Tradizione e classicità, ma anche innovazione: come in un carretto siciliano (quasi pronto a essere consegnato al committente, la scuderia Daidone di Bronte), in stile catanese, con le scene della rivolta di Bronte del 1860 a seguito dell’arrivo di Garibaldi in Sicilia: «Un tema mai ripreso prima in alcun altro carretto siciliano». Ma se questo è un unicum, anche negli altri carretti realizzati da DaDamè (circa una cinquantina, secondo la giovane artista paternese, tra carretti per pony e quelli più grandi), pur «cercando di mantenere la tradizione, noi aggiungiamo sempre qualche personaggio, un dettaglio nuovo». Flavia Pittalà definisce lo stile artistico proprio, del marito e del cognato (non ovviamente quello applicato sui carretti, che sono una forma artistica particolare) «caravaggesco, quindi tutto improntato su fondi scuri su cui giochiamo molto con la luce». Dal sacro alla ritrattistica ai carretti siciliani e a tutto ciò che ne consegue: «Decorazioni su vasi in ceramica, bardature di cavallo, lape, sponde di letto antiche e moderne, panchine, fino alla decorazione di un tetto a secco, di un motorino e dei 5 frigoriferi di Dolce & Gabbana». L’arte, d’altronde è stata galeotta anche nella vita privata per Flavia Pittalà e il marito Alessandro Forte: la giovane artista paternese racconta infatti di avere conosciuto quello che poi è diventato il futuro marito «perché avevo bisogno di una mano nella materia illustrazione in Accademia: dovevo realizzare un fumetto e io non ero proprio portata. Mi hanno indicato lui per aiutarmi, ci siamo conosciuti, abbiamo poi realizzato insieme lo stendardo per la chiesa di San Michele ed è sbocciato l’amore».

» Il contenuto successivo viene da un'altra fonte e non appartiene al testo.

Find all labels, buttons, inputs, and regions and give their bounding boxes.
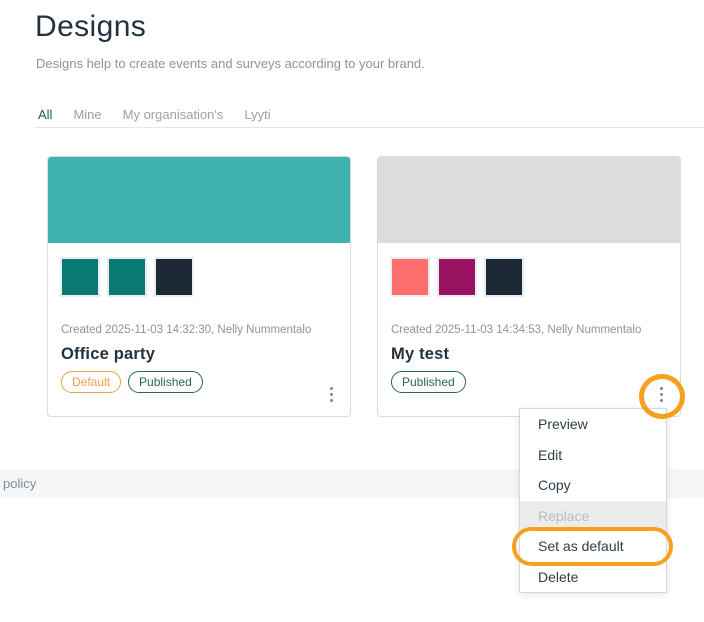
footer-policy-link[interactable]: policy [3,469,36,498]
tab-all-label: All [38,107,52,122]
page-subtitle: Designs help to create events and survey… [36,56,425,71]
menu-item-replace: Replace [520,501,666,532]
menu-item-copy[interactable]: Copy [520,470,666,501]
color-swatch [390,257,430,297]
card-context-menu: Preview Edit Copy Replace Set as default… [519,408,667,593]
kebab-menu-icon[interactable] [327,384,337,406]
tabs-divider [34,127,704,128]
badge-row: Default Published [61,371,203,393]
design-card-my-test[interactable]: Created 2025-11-03 14:34:53, Nelly Numme… [377,156,681,417]
menu-item-delete[interactable]: Delete [520,562,666,593]
tab-mine[interactable]: Mine [73,107,101,132]
published-badge: Published [128,371,203,393]
menu-item-set-as-default[interactable]: Set as default [520,531,666,562]
color-swatch [484,257,524,297]
kebab-menu-icon[interactable] [657,384,667,406]
color-swatch [60,257,100,297]
default-badge: Default [61,371,121,393]
design-name: Office party [61,345,155,364]
design-name: My test [391,345,449,364]
tab-lyyti-label: Lyyti [244,107,270,122]
created-timestamp: Created 2025-11-03 14:34:53, Nelly Numme… [391,324,641,336]
color-swatch [154,257,194,297]
color-swatch [437,257,477,297]
color-swatch-row [390,257,524,297]
menu-item-preview[interactable]: Preview [520,409,666,440]
badge-row: Published [391,371,466,393]
design-preview-banner [378,157,680,243]
tab-my-organisations-label: My organisation's [123,107,224,122]
menu-item-edit[interactable]: Edit [520,440,666,471]
tab-my-organisations[interactable]: My organisation's [123,107,224,132]
created-timestamp: Created 2025-11-03 14:32:30, Nelly Numme… [61,324,311,336]
published-badge: Published [391,371,466,393]
design-preview-banner [48,157,350,243]
color-swatch [107,257,147,297]
color-swatch-row [60,257,194,297]
page-title: Designs [35,10,146,44]
tab-lyyti[interactable]: Lyyti [244,107,270,132]
tabs-bar: All Mine My organisation's Lyyti [38,107,271,132]
tab-all[interactable]: All [38,107,52,132]
design-card-office-party[interactable]: Created 2025-11-03 14:32:30, Nelly Numme… [47,156,351,417]
tab-mine-label: Mine [73,107,101,122]
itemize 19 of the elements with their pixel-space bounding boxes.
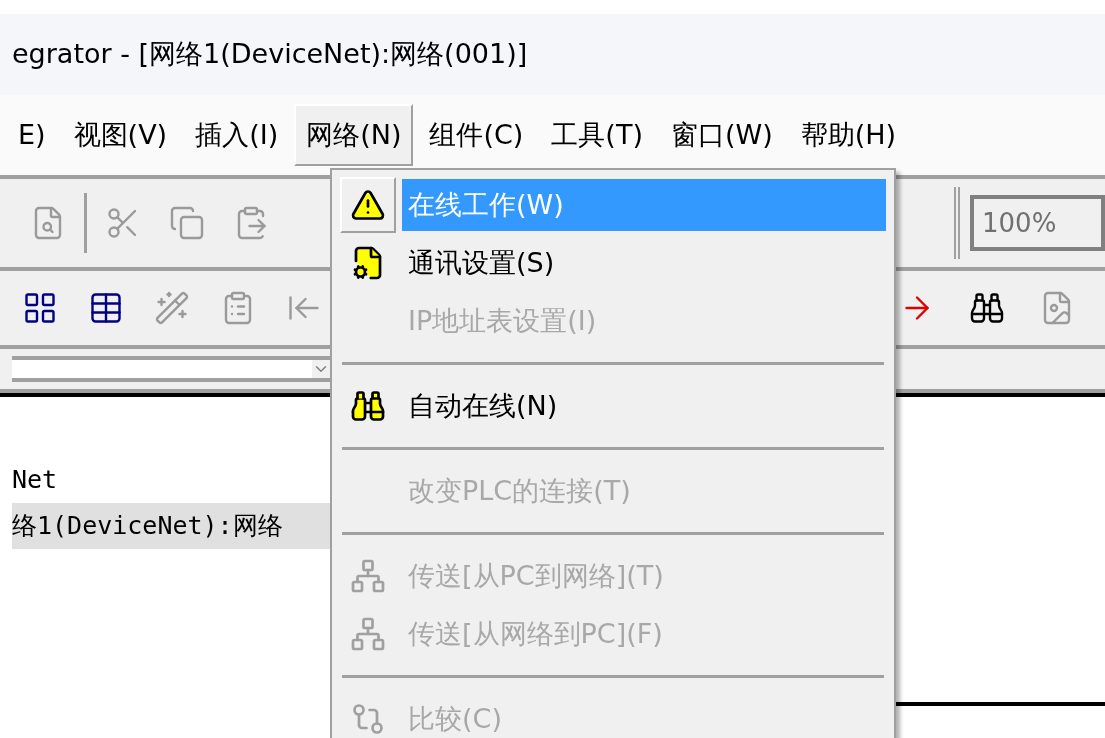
tree-item[interactable]: Net <box>12 457 330 503</box>
menu-item[interactable]: 视图(V) <box>61 104 180 166</box>
zoom-field[interactable]: 100% <box>970 195 1105 251</box>
combo-box[interactable] <box>12 356 330 382</box>
menu-item[interactable]: 帮助(H) <box>788 104 909 166</box>
menu-item[interactable]: 组件(C) <box>417 104 536 166</box>
network-transfer-icon <box>350 616 386 652</box>
window-title: egrator - [网络1(DeviceNet):网络(001)] <box>12 37 528 72</box>
menu-item[interactable]: 窗口(W) <box>658 104 785 166</box>
menu-item[interactable]: 自动在线(N) <box>402 380 886 432</box>
menu-item[interactable]: 网络(N) <box>294 104 414 166</box>
menu-item[interactable]: 工具(T) <box>539 104 655 166</box>
binoculars-icon <box>350 388 386 424</box>
menu-item[interactable]: 插入(I) <box>183 104 291 166</box>
warning-icon <box>350 187 386 223</box>
menu-item[interactable]: 通讯设置(S) <box>402 237 886 289</box>
menu-item[interactable]: E) <box>6 104 58 166</box>
network-transfer-icon <box>350 558 386 594</box>
tree-item[interactable]: 络1(DeviceNet):网络 <box>12 503 330 549</box>
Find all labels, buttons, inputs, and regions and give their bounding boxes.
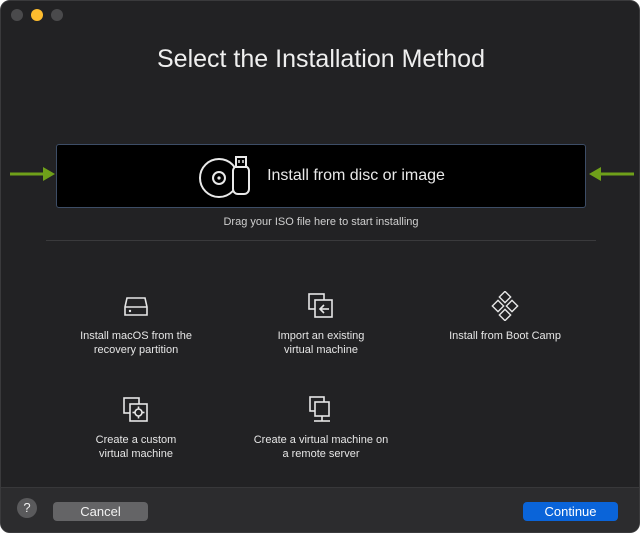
arrow-left-icon [589,167,634,181]
cancel-button[interactable]: Cancel [53,502,148,521]
disc-usb-icon [199,156,251,198]
close-window-button[interactable] [11,9,23,21]
dropzone-hint: Drag your ISO file here to start install… [223,216,419,228]
option-label: Import an existing virtual machine [277,330,365,356]
option-label: Create a custom virtual machine [95,434,177,460]
continue-button[interactable]: Continue [523,502,618,521]
option-label: Install from Boot Camp [449,330,561,342]
remote-server-icon [309,396,330,422]
install-from-image-dropzone[interactable]: Install from disc or image [56,144,586,208]
maximize-window-button[interactable] [51,9,63,21]
drive-icon [124,297,148,316]
option-create-custom-vm[interactable]: Create a custom virtual machine [46,395,226,461]
option-create-remote-vm[interactable]: Create a virtual machine on a remote ser… [231,395,411,461]
option-label: Create a virtual machine on a remote ser… [253,434,389,460]
import-icon [308,293,333,318]
page-title: Select the Installation Method [157,45,485,73]
bootcamp-icon [491,291,519,321]
custom-vm-icon [123,397,148,422]
installation-window: Select the Installation Method Install f… [0,0,640,533]
minimize-window-button[interactable] [31,9,43,21]
option-label: Install macOS from the recovery partitio… [80,330,192,356]
dropzone-label: Install from disc or image [267,167,445,184]
option-install-boot-camp[interactable]: Install from Boot Camp [415,291,595,343]
divider [46,240,596,241]
traffic-lights [11,9,63,21]
option-import-virtual-machine[interactable]: Import an existing virtual machine [231,291,411,357]
arrow-right-icon [10,167,55,181]
help-button[interactable]: ? [17,498,37,518]
option-install-macos-recovery[interactable]: Install macOS from the recovery partitio… [46,291,226,357]
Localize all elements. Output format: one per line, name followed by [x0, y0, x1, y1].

Un’arte in cui, fermo restando un talento di base che si deve possedere, c’è per Flavia Pittalà anche spazio per i giovani «purché ci si armi di flessibilità e di tanto impegno nello studio: quando un artista si approccia a questa nuova tecnica, deve studiare tanto, perché ci sono decorazioni particolari e colori specifici, come le terre, che noi abbiamo dovuto imparare ad impastare a mano come facevano gli artisti del passato. Non si può, insomma, riportare sul carretto quello che si fa su tela. Però sì, se si è flessibili e si studia molto, magari si riesce ad entrare in questo settore». Obiettivo, comunque, non facile da realizzare: infatti la giovane decoratrice di carretti cita come «difficoltà principale incontrata quella di avere dovuto cambiare il proprio stile artistico. Un primo scoglio molto arduo, però siccome siamo molto versatili e avevamo forse anche una propensione, siamo riusciti a superarlo». Di contro, le maggiori soddisfazioni sono state, «nonostante la giovane età, essere chiamati da Dolce & Gabbana e avere avuto già un grosso impatto mediatico. Nell’ambito della realizzazione dei quadri, oggi un artista se non ha 90 anni non ha modo di ottenere queste soddisfazioni». La parola d’ordine è mantenere la tradizione, con i siciliani – sia i Comuni sia i cittadini – che devono cercare «di non disprezzare ciò che abbiamo e anzi di valorizzarlo, perché tutto questo porta turismo e ricchezza. È importante, quindi, che quando i Comuni chiamano un artista in occasione di fiere o di eventi, lo sostengano e lo valorizzino».

Mentre un consiglio ai giovani coetanei «è quello di non mollare mai e di cercare con testardaggine la propria strada». Perché, come rileva con una punta di amarezza Flavia Pittalà, «purtroppo l’artista affronta molte difficoltà, delle quali quelle più dure da sopportare sono le critiche. Soprattutto quelle espresse al solo scopo di contrattare sul prezzo dell’opera. Alle volte i clienti vengono, disprezzano, però l’opera la comprano e magari poi tornano pure: sul momento l’artista ci resta male, però se i clienti tornano vorrà pur dire qualcosa. E allora, se l’artista è convinto che la propria opera valga, deve insistere. Non bisogna abbattersi ed essere coscienti di ciò che si fa, di quanto si vale».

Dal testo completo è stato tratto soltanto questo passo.